Agile (Scrum/Kanban) provides feedback in fast short increments on requirements. It is good at adapting to changing requirements and incorporating larger feedback. Since the cycles are short time-boxes this also comes with a low cost of having to “try again” on any requirement.
In Winston Royce’s own 1970 paper where the waterfall method was introduced he says:
“I believe in this concept, but the implementation described above is risky and invites failure.”
What Agile does is take the sequential method but uses it at a “feature” level rather than on the whole product at once. This greater reduces the impact of the risk Winston is calling out.
Thinking in trade-offs
- If you have fixed resources, then you either need to be flexible on the delivery schedule or in what you’ve committed to delivering
- If time is fixed, then you need to adapt what you’ve committed to or the resources you’re planning to invest, in order to fit your schedule
- If you cannot change what you commit to deliver, then you either need to adapt the delivery schedule or the resources you’ve budgeted for accordingly
Hopefully this effectively conveys the trade off concept at the foundation of management; what we are committing to do, how long we have, and how many resources we invest to complete the work.

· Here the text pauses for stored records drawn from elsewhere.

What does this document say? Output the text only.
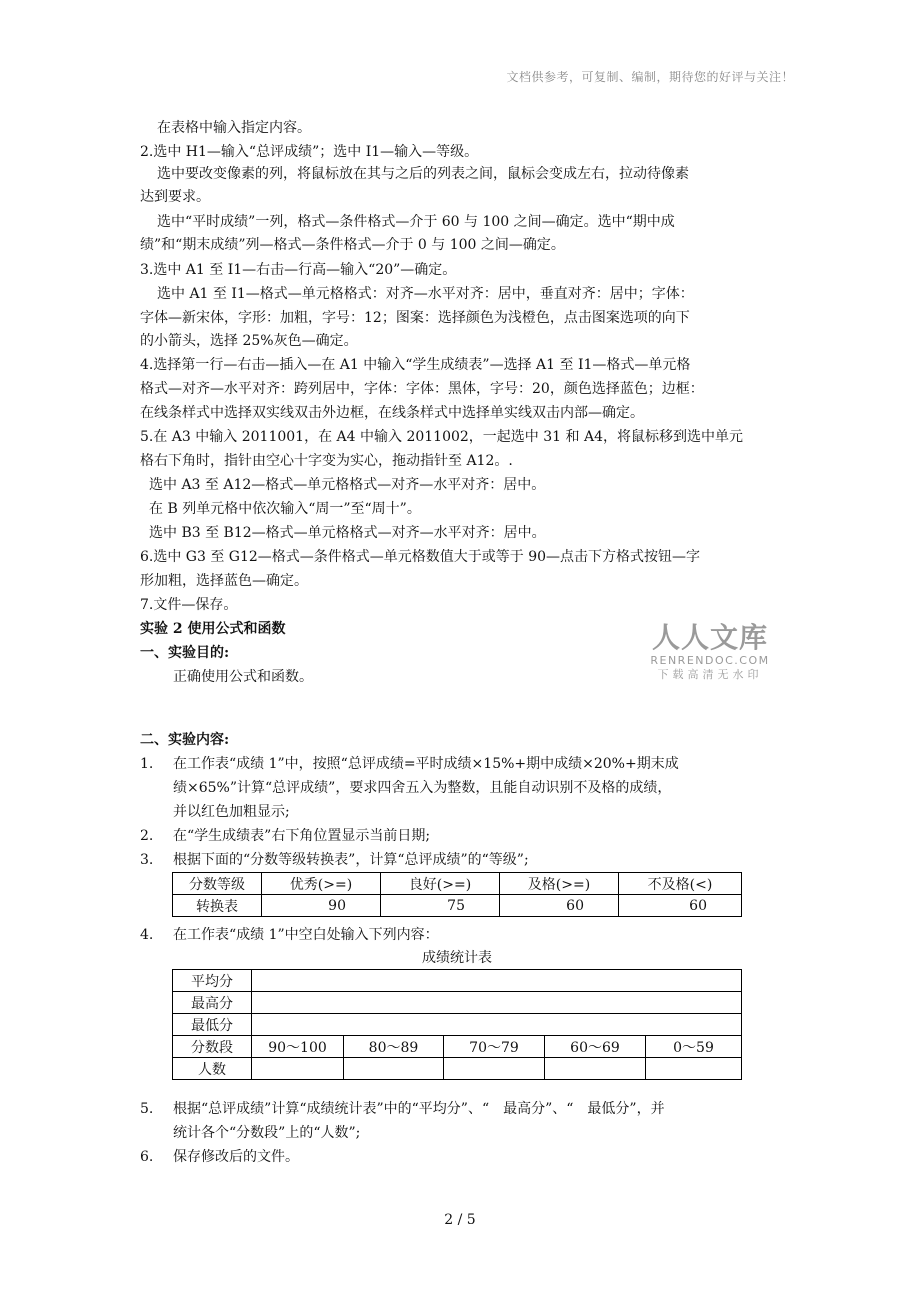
文档供参考，可复制、编制，期待您的好评与关注！
在表格中输入指定内容。
2.选中 H1—输入“总评成绩”；选中 I1—输入—等级。
选中要改变像素的列，将鼠标放在其与之后的列表之间，鼠标会变成左右，拉动待像素
达到要求。
选中“平时成绩”一列，格式—条件格式—介于 60 与 100 之间—确定。选中“期中成
绩”和“期末成绩”列—格式—条件格式—介于 0 与 100 之间—确定。
3.选中 A1 至 I1—右击—行高—输入“20”—确定。
选中 A1 至 I1—格式—单元格格式：对齐—水平对齐：居中，垂直对齐：居中；字体：
字体—新宋体，字形：加粗，字号：12；图案：选择颜色为浅橙色，点击图案选项的向下
的小箭头，选择 25%灰色—确定。
4.选择第一行—右击—插入—在 A1 中输入“学生成绩表”—选择 A1 至 I1—格式—单元格
格式—对齐—水平对齐：跨列居中，字体：字体：黑体，字号：20，颜色选择蓝色；边框：
在线条样式中选择双实线双击外边框，在线条样式中选择单实线双击内部—确定。
5.在 A3 中输入 2011001，在 A4 中输入 2011002，一起选中 31 和 A4，将鼠标移到选中单元
格右下角时，指针由空心十字变为实心，拖动指针至 A12。.
选中 A3 至 A12—格式—单元格格式—对齐—水平对齐：居中。
在 B 列单元格中依次输入“周一”至“周十”。
选中 B3 至 B12—格式—单元格格式—对齐—水平对齐：居中。
6.选中 G3 至 G12—格式—条件格式—单元格数值大于或等于 90—点击下方格式按钮—字
形加粗，选择蓝色—确定。
7.文件—保存。
实验 2 使用公式和函数
一、实验目的:
正确使用公式和函数。
人人文库
RENRENDOC.COM
下载高清无水印
二、实验内容:
1. 在工作表“成绩 1”中，按照“总评成绩=平时成绩×15%+期中成绩×20%+期末成
绩×65%”计算“总评成绩”，要求四舍五入为整数，且能自动识别不及格的成绩，
并以红色加粗显示;
2. 在“学生成绩表”右下角位置显示当前日期;
3. 根据下面的“分数等级转换表”，计算“总评成绩”的“等级”;
分数等级	优秀(>=)	良好(>=)	及格(>=)	不及格(<)
转换表	90	75	60	60
4. 在工作表“成绩 1”中空白处输入下列内容：
成绩统计表
平均分					
最高分					
最低分					
分数段	90～100	80～89	70～79	60～69	0～59
人数					
5. 根据“总评成绩”计算“成绩统计表”中的“平均分”、“　最高分”、“　最低分”，并
统计各个“分数段”上的“人数”;
6. 保存修改后的文件。
2 / 5
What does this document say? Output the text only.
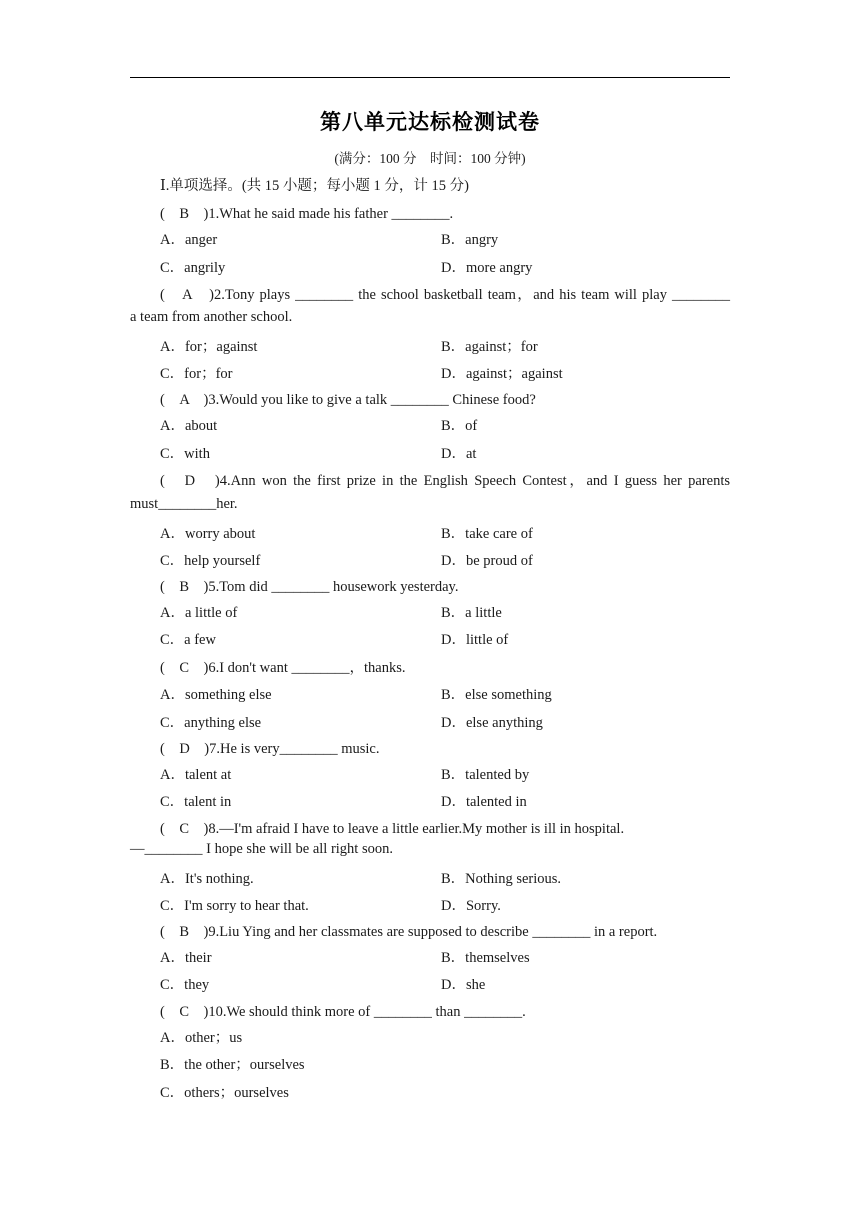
第八单元达标检测试卷
(满分：100 分　时间：100 分钟)
Ⅰ.单项选择。(共 15 小题；每小题 1 分，计 15 分)
(　B　)1.What he said made his father ________.
A．anger	B．angry
C．angrily	D．more angry
(　A　)2.Tony plays ________ the school basketball team，and his team will play ________
a team from another school.
A．for；against	B．against；for
C．for；for	D．against；against
(　A　)3.Would you like to give a talk ________ Chinese food?
A．about	B．of
C．with	D．at
(　D　)4.Ann won the first prize in the English Speech Contest，and I guess her parents
must________her.
A．worry about	B．take care of
C．help yourself	D．be proud of
(　B　)5.Tom did ________ housework yesterday.
A．a little of	B．a little
C．a few	D．little of
(　C　)6.I don't want ________，thanks.
A．something else	B．else something
C．anything else	D．else anything
(　D　)7.He is very________ music.
A．talent at	B．talented by
C．talent in	D．talented in
(　C　)8.—I'm afraid I have to leave a little earlier.My mother is ill in hospital.
—________ I hope she will be all right soon.
A．It's nothing.	B．Nothing serious.
C．I'm sorry to hear that.	D．Sorry.
(　B　)9.Liu Ying and her classmates are supposed to describe ________ in a report.
A．their	B．themselves
C．they	D．she
(　C　)10.We should think more of ________ than ________.
A．other；us
B．the other；ourselves
C．others；ourselves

You cannot fix all three aspects when you are getting work done and have a high probability of success.
So what does agile bring to the table? The ability to deliver complete items, to more robustly demonstrate progress, the ability to surface issues, and the ability to adapt requirements as circumstances change. It accomplishes this by breaking the work up into smaller chunks covering all phases instead of independent phases covering all items.
Both traditional methods and Agile methods have a place. That being said, in most projects there is uncertainty, acknowledged or otherwise, which means Agile is worth serious consideration. In today’s environment it is looking more and more like it is needed.